Remembering Martin Luther King, Jr. - 40 Years Later

Why We Remember Dr. King

Martin Luther King, Jr. dreamed of a world of equality for all. Looking back, forty years after his assassination, it is wonder how different the world is today - yet, in so many ways, still the same.

People wonder how the issue of segregation, which King so virtuously fought against, could even be considered controversial. We understand that racism then was far more prevalent, and far less subtle, than it is today. But, even so, how could people not see that the practice was so
 obviously wrong?

The answer might prove shocking. Simply put, most people never really thought about it.

How could an issue so big as that one go unnoticed by so many people for so long?
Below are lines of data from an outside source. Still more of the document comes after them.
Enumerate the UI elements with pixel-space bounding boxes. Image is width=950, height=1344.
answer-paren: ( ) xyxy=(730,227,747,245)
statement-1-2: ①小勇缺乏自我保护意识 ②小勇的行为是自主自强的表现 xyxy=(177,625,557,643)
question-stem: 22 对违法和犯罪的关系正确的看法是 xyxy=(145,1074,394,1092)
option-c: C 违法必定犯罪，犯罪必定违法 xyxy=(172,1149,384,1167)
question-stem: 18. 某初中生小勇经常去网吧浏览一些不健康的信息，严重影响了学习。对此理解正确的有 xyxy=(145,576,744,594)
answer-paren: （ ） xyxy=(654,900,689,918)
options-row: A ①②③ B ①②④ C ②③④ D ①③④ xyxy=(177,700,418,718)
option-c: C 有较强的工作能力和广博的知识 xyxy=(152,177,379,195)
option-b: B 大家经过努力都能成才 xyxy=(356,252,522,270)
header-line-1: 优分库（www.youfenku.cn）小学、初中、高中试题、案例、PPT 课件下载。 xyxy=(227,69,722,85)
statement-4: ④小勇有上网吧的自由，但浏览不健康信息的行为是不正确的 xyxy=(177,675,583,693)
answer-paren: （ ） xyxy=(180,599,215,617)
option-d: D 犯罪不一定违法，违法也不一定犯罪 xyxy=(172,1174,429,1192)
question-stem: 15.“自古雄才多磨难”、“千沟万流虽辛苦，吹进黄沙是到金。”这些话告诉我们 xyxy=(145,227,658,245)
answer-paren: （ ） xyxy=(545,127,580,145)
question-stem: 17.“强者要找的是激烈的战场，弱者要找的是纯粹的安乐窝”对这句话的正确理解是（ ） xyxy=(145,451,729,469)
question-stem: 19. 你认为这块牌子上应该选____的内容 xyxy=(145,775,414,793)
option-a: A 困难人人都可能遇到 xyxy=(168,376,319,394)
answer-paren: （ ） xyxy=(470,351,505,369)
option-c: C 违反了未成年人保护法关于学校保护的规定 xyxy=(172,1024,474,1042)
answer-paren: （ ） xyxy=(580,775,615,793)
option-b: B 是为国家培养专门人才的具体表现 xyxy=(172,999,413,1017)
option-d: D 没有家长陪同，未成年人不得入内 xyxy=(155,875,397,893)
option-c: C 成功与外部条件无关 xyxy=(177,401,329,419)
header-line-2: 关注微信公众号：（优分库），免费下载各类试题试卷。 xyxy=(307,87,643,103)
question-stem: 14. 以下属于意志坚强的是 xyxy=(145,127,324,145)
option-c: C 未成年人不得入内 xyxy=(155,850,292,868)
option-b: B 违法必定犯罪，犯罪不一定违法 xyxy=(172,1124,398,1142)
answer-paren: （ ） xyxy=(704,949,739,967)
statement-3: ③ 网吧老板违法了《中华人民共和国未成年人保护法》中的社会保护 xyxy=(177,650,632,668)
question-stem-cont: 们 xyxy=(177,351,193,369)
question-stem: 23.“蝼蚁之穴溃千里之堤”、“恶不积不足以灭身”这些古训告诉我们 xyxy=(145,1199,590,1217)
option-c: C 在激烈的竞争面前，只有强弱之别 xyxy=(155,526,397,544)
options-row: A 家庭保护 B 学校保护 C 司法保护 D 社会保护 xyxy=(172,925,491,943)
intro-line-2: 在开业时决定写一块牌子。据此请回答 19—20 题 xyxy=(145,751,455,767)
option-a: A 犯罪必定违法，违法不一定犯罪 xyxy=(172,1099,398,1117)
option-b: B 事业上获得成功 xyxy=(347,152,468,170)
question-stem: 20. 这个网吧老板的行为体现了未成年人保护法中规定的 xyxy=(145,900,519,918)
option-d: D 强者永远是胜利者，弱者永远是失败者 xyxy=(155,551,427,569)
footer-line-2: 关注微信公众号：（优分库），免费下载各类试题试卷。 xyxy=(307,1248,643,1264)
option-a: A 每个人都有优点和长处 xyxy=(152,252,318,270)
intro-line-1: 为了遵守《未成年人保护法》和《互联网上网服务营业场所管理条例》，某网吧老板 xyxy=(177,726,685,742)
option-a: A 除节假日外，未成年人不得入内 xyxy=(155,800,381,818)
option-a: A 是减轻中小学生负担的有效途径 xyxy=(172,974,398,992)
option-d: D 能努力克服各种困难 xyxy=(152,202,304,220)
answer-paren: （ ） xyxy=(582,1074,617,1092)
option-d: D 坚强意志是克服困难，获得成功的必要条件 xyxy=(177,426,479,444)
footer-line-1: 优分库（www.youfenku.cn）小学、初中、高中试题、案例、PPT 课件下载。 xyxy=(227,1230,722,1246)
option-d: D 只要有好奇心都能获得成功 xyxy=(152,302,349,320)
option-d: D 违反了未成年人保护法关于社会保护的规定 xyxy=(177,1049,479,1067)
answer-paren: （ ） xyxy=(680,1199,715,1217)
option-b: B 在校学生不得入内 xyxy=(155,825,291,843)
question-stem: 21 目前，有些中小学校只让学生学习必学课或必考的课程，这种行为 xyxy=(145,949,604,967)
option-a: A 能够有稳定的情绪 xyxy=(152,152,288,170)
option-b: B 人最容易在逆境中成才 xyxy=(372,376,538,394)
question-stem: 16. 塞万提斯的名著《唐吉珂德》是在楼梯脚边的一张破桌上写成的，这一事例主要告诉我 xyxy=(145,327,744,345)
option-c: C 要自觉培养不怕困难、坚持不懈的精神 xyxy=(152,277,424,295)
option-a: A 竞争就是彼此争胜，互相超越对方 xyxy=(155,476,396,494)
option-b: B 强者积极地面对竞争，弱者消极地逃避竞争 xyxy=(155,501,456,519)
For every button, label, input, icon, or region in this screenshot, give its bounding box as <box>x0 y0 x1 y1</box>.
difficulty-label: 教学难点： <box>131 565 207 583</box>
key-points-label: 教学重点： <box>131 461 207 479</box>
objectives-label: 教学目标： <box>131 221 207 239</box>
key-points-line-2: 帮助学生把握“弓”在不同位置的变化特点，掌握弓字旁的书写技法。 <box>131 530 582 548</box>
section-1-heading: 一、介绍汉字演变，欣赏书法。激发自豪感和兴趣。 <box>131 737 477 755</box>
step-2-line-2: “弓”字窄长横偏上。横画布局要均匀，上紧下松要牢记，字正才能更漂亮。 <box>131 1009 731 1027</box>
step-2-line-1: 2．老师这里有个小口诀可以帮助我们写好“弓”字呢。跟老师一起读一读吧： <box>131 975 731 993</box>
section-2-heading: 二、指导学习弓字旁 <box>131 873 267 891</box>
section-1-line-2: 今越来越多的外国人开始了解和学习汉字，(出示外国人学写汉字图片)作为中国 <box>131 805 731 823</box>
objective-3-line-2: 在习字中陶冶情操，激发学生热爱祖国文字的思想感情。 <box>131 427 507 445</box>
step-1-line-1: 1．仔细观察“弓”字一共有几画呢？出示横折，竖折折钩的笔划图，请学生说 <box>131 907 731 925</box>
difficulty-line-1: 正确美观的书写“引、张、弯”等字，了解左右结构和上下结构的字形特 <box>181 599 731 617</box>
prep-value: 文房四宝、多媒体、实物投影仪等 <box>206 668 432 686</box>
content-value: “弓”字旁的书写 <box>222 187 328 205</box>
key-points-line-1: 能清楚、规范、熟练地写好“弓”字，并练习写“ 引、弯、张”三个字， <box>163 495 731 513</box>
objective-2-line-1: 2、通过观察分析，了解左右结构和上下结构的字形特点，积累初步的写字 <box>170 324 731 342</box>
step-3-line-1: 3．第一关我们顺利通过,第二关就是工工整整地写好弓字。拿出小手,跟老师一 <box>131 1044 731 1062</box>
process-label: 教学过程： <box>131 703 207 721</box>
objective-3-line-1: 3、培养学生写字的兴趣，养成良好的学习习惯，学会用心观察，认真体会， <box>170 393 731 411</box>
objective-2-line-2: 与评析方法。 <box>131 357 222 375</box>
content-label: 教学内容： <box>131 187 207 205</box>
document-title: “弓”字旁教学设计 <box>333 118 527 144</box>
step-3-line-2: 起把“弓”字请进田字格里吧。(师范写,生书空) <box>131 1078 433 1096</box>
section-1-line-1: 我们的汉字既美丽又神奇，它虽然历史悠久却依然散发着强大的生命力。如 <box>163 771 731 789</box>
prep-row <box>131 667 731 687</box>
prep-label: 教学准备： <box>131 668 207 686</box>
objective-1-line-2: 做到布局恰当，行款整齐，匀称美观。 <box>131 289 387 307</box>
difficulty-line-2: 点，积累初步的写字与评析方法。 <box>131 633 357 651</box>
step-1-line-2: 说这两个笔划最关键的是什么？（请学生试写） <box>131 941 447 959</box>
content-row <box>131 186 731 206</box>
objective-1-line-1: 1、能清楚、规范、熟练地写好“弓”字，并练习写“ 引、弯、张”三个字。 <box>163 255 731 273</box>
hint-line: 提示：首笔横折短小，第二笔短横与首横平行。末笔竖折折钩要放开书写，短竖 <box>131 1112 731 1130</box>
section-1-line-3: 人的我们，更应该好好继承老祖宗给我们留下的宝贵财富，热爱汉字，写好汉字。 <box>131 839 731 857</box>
The answer to that can be seen right under every one of our noses. In a very real way, segregation still exists, utterly unchallenged, today, in a strikingly similar form. It isn't a practice of racial discrimination that our society has become oblivious to, but a sexual one. It is the elephant caving in the roof, and very few of us even know it's there.

There is a nearly universal segregation in our country that runs along gender lines. Everywhere we go, there are "separate but equal" facilities for men and women, running the gamut from bathrooms to locker rooms to those little closets in department stores where you get to try on clothes. Even many schools, to this day, are for men only or women only.

Now, racial segregation was a much more vicious beast, and no one should get the idea that it was no big deal, like "merely" having to use a toilette with a certain kind of symbol on it. But, by looking at today's gender-based segregation, we can get something of a sense for what the people four decades ago were thinking - or, rather, weren't thinking - about racial segregation.

How often does the fact that men and women have separate facilities cross your mind? It was much the same with black and white facilities back then. It simply was the way things were, and not many people paid it any mind at all.

What reasons, really, do we have for having separate bathrooms? Are we so childish that we don't want to catch cooties from a toilette seat that a member of the opposite sex might have sat on?